Промокавшая профессору лоб медсестра использовала уже шестую стерильную салфетку. Другая медсестра была вынуждена принести второй комплект инструментов, а перед этим поменять третий судок с испачканными кровью тампонами.
Наконец, ребенка извлекли. Он не дышал.
— В реанимацию! Очистить легкие и под ИВЛ! — скомандовал Акулов.
Ребенка унесли в соседнее помещение.
— Что с давлением? — спросил доктор.
— Давление девяносто на сорок. Стабильное. Пульс сорок восемь.
Причиной низкого давления была большая кровопотеря.
— Приготовьте еще одну инъекцию окситоцина, — распорядился профессор.
Один из ассистентов занялся приготовлением.

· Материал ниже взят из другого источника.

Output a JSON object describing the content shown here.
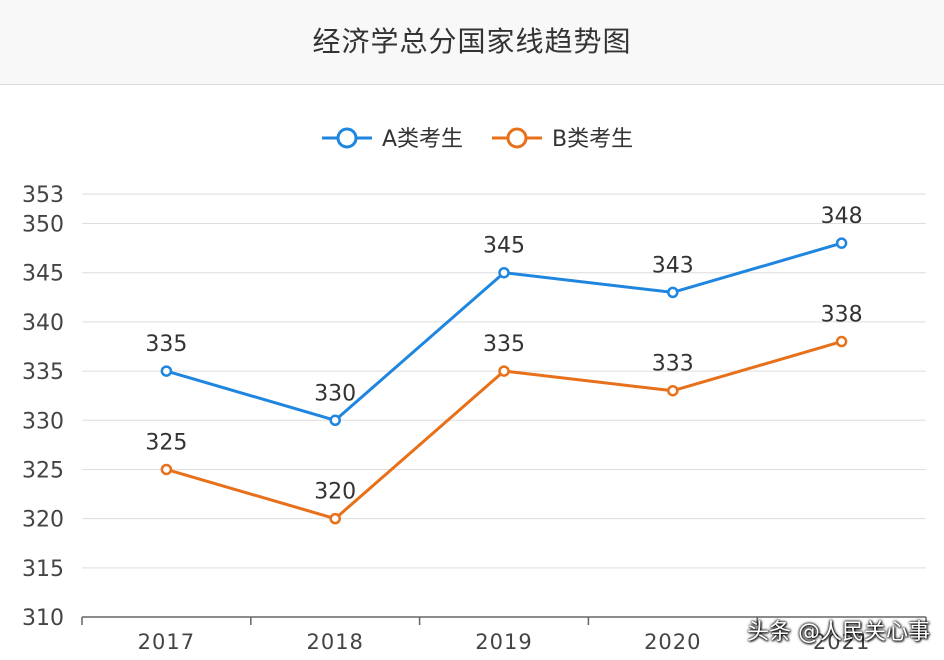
{
  "chart_data": {
    "type": "line",
    "title": "经济学总分国家线趋势图",
    "categories": [
      "2017",
      "2018",
      "2019",
      "2020",
      "2021"
    ],
    "series": [
      {
        "name": "A类考生",
        "color": "#1f86e0",
        "values": [
          335,
          330,
          345,
          343,
          348
        ]
      },
      {
        "name": "B类考生",
        "color": "#e8701a",
        "values": [
          325,
          320,
          335,
          333,
          338
        ]
      }
    ],
    "y_ticks": [
      310,
      315,
      320,
      325,
      330,
      335,
      340,
      345,
      350,
      353
    ],
    "ylim": [
      310,
      353
    ],
    "grid": true,
    "legend_position": "top-center",
    "data_labels": true
  },
  "watermark": "头条 @人民关心事"
}
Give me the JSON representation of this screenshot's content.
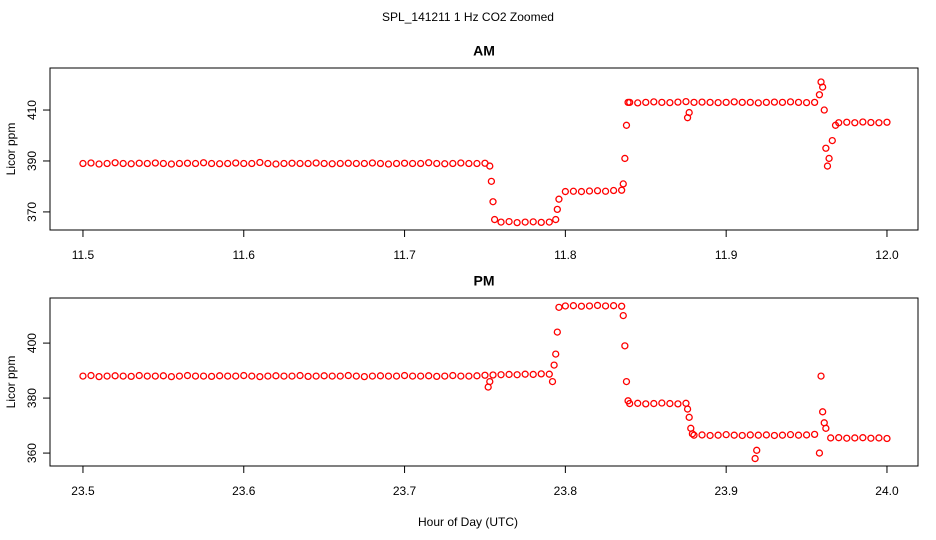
{
  "title": "SPL_141211  1 Hz CO2 Zoomed",
  "xlabel": "Hour of Day (UTC)",
  "chart_data": [
    {
      "type": "scatter",
      "title": "AM",
      "ylabel": "Licor ppm",
      "color": "#ff0000",
      "xlim": [
        11.4795,
        12.0193
      ],
      "ylim": [
        362.9,
        426.5
      ],
      "xticks": [
        11.5,
        11.6,
        11.7,
        11.8,
        11.9,
        {
          "value": 12,
          "label": "12.0"
        }
      ],
      "yticks": [
        370,
        390,
        410
      ],
      "x": [
        11.5,
        11.505,
        11.51,
        11.515,
        11.52,
        11.525,
        11.53,
        11.535,
        11.54,
        11.545,
        11.55,
        11.555,
        11.56,
        11.565,
        11.57,
        11.575,
        11.58,
        11.585,
        11.59,
        11.595,
        11.6,
        11.605,
        11.61,
        11.615,
        11.62,
        11.625,
        11.63,
        11.635,
        11.64,
        11.645,
        11.65,
        11.655,
        11.66,
        11.665,
        11.67,
        11.675,
        11.68,
        11.685,
        11.69,
        11.695,
        11.7,
        11.705,
        11.71,
        11.715,
        11.72,
        11.725,
        11.73,
        11.735,
        11.74,
        11.745,
        11.75,
        11.753,
        11.754,
        11.755,
        11.756,
        11.76,
        11.765,
        11.77,
        11.775,
        11.78,
        11.785,
        11.79,
        11.794,
        11.795,
        11.796,
        11.8,
        11.805,
        11.81,
        11.815,
        11.82,
        11.825,
        11.83,
        11.835,
        11.836,
        11.837,
        11.838,
        11.839,
        11.84,
        11.845,
        11.85,
        11.855,
        11.86,
        11.865,
        11.87,
        11.875,
        11.876,
        11.877,
        11.88,
        11.885,
        11.89,
        11.895,
        11.9,
        11.905,
        11.91,
        11.915,
        11.92,
        11.925,
        11.93,
        11.935,
        11.94,
        11.945,
        11.95,
        11.955,
        11.958,
        11.959,
        11.96,
        11.961,
        11.962,
        11.963,
        11.964,
        11.966,
        11.968,
        11.97,
        11.975,
        11.98,
        11.985,
        11.99,
        11.995,
        12.0
      ],
      "values": [
        389,
        389.2,
        388.8,
        389,
        389.3,
        389,
        388.9,
        389.1,
        389,
        389.2,
        389,
        388.8,
        389,
        389.1,
        389,
        389.3,
        389,
        388.9,
        389,
        389.2,
        389,
        389,
        389.4,
        389,
        388.8,
        389,
        389.1,
        389,
        389,
        389.2,
        389,
        388.9,
        389,
        389.1,
        389,
        389,
        389.2,
        389,
        388.8,
        389,
        389.1,
        389,
        389,
        389.3,
        389,
        388.9,
        389,
        389.2,
        389,
        389,
        389.1,
        388,
        382,
        374,
        367,
        366,
        366.2,
        365.8,
        366,
        366.1,
        365.9,
        366,
        367,
        371,
        375,
        378,
        378.1,
        378,
        378.2,
        378.3,
        378.1,
        378.4,
        378.5,
        381,
        391,
        404,
        413,
        413,
        412.8,
        413,
        413.2,
        413,
        412.9,
        413.1,
        413.3,
        407,
        409,
        413,
        413.1,
        413,
        412.9,
        413,
        413.2,
        413,
        413,
        412.8,
        413,
        413.1,
        413,
        413.2,
        413,
        412.9,
        413,
        416,
        421,
        419,
        410,
        395,
        388,
        391,
        398,
        404,
        405,
        405.2,
        405,
        405.3,
        405.1,
        405,
        405.2
      ]
    },
    {
      "type": "scatter",
      "title": "PM",
      "ylabel": "Licor ppm",
      "color": "#ff0000",
      "xlim": [
        23.4795,
        24.0193
      ],
      "ylim": [
        355.3,
        416.4
      ],
      "xticks": [
        23.5,
        23.6,
        23.7,
        23.8,
        23.9,
        {
          "value": 24,
          "label": "24.0"
        }
      ],
      "yticks": [
        360,
        380,
        400
      ],
      "x": [
        23.5,
        23.505,
        23.51,
        23.515,
        23.52,
        23.525,
        23.53,
        23.535,
        23.54,
        23.545,
        23.55,
        23.555,
        23.56,
        23.565,
        23.57,
        23.575,
        23.58,
        23.585,
        23.59,
        23.595,
        23.6,
        23.605,
        23.61,
        23.615,
        23.62,
        23.625,
        23.63,
        23.635,
        23.64,
        23.645,
        23.65,
        23.655,
        23.66,
        23.665,
        23.67,
        23.675,
        23.68,
        23.685,
        23.69,
        23.695,
        23.7,
        23.705,
        23.71,
        23.715,
        23.72,
        23.725,
        23.73,
        23.735,
        23.74,
        23.745,
        23.75,
        23.752,
        23.753,
        23.755,
        23.76,
        23.765,
        23.77,
        23.775,
        23.78,
        23.785,
        23.79,
        23.792,
        23.793,
        23.794,
        23.795,
        23.796,
        23.8,
        23.805,
        23.81,
        23.815,
        23.82,
        23.825,
        23.83,
        23.835,
        23.836,
        23.837,
        23.838,
        23.839,
        23.84,
        23.845,
        23.85,
        23.855,
        23.86,
        23.865,
        23.87,
        23.875,
        23.876,
        23.877,
        23.878,
        23.879,
        23.88,
        23.885,
        23.89,
        23.895,
        23.9,
        23.905,
        23.91,
        23.915,
        23.918,
        23.919,
        23.92,
        23.925,
        23.93,
        23.935,
        23.94,
        23.945,
        23.95,
        23.955,
        23.958,
        23.959,
        23.96,
        23.961,
        23.962,
        23.965,
        23.97,
        23.975,
        23.98,
        23.985,
        23.99,
        23.995,
        24.0
      ],
      "values": [
        388,
        388.2,
        387.8,
        388,
        388.1,
        388,
        387.9,
        388.2,
        388,
        388,
        388.1,
        387.8,
        388,
        388.2,
        388,
        388,
        387.9,
        388.1,
        388,
        388,
        388.2,
        388,
        387.8,
        388,
        388.1,
        388,
        388,
        388.2,
        387.9,
        388,
        388.1,
        388,
        388,
        388.2,
        388,
        387.8,
        388,
        388.1,
        388,
        388,
        388.2,
        388,
        388,
        388.1,
        387.9,
        388,
        388.2,
        388,
        388,
        388.1,
        388.3,
        384,
        386,
        388.4,
        388.5,
        388.6,
        388.5,
        388.7,
        388.6,
        388.8,
        388.7,
        386,
        392,
        396,
        404,
        413,
        413.5,
        413.6,
        413.4,
        413.5,
        413.7,
        413.5,
        413.6,
        413.4,
        410,
        399,
        386,
        379,
        378,
        378.1,
        377.9,
        378,
        378.2,
        378,
        377.9,
        378.1,
        376,
        373,
        369,
        367,
        366.5,
        366.6,
        366.4,
        366.5,
        366.7,
        366.5,
        366.4,
        366.6,
        358,
        361,
        366.5,
        366.6,
        366.4,
        366.5,
        366.7,
        366.5,
        366.6,
        366.8,
        360,
        388,
        375,
        371,
        369,
        365.5,
        365.6,
        365.4,
        365.5,
        365.6,
        365.4,
        365.5,
        365.3
      ]
    }
  ]
}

— Отделяем плаценту и обследуем полость матки…
«Громов» все ближе и ближе подбирался к месту аварии вертолета. Сокращалась дистанция и до «Семен Семеныча», от которого льдина с лежащим на боку вертолетом колыхалась на волнах в каких-то 200 метрах. Сложность ситуации состояла и в том, что вокруг была относительно чистая вода, и льдину подтаскивало ветром к айсбергу.
Меж тем паутинка трещин, расходящаяся от того места, куда Ми-2 приложился основными стойками шасси, разрасталась. С сухим коротким звуком, напоминавшим ружейные выстрелы, трещины делались длиннее и шире. Ветер и волнение водной поверхности помогали льдине разрушаться.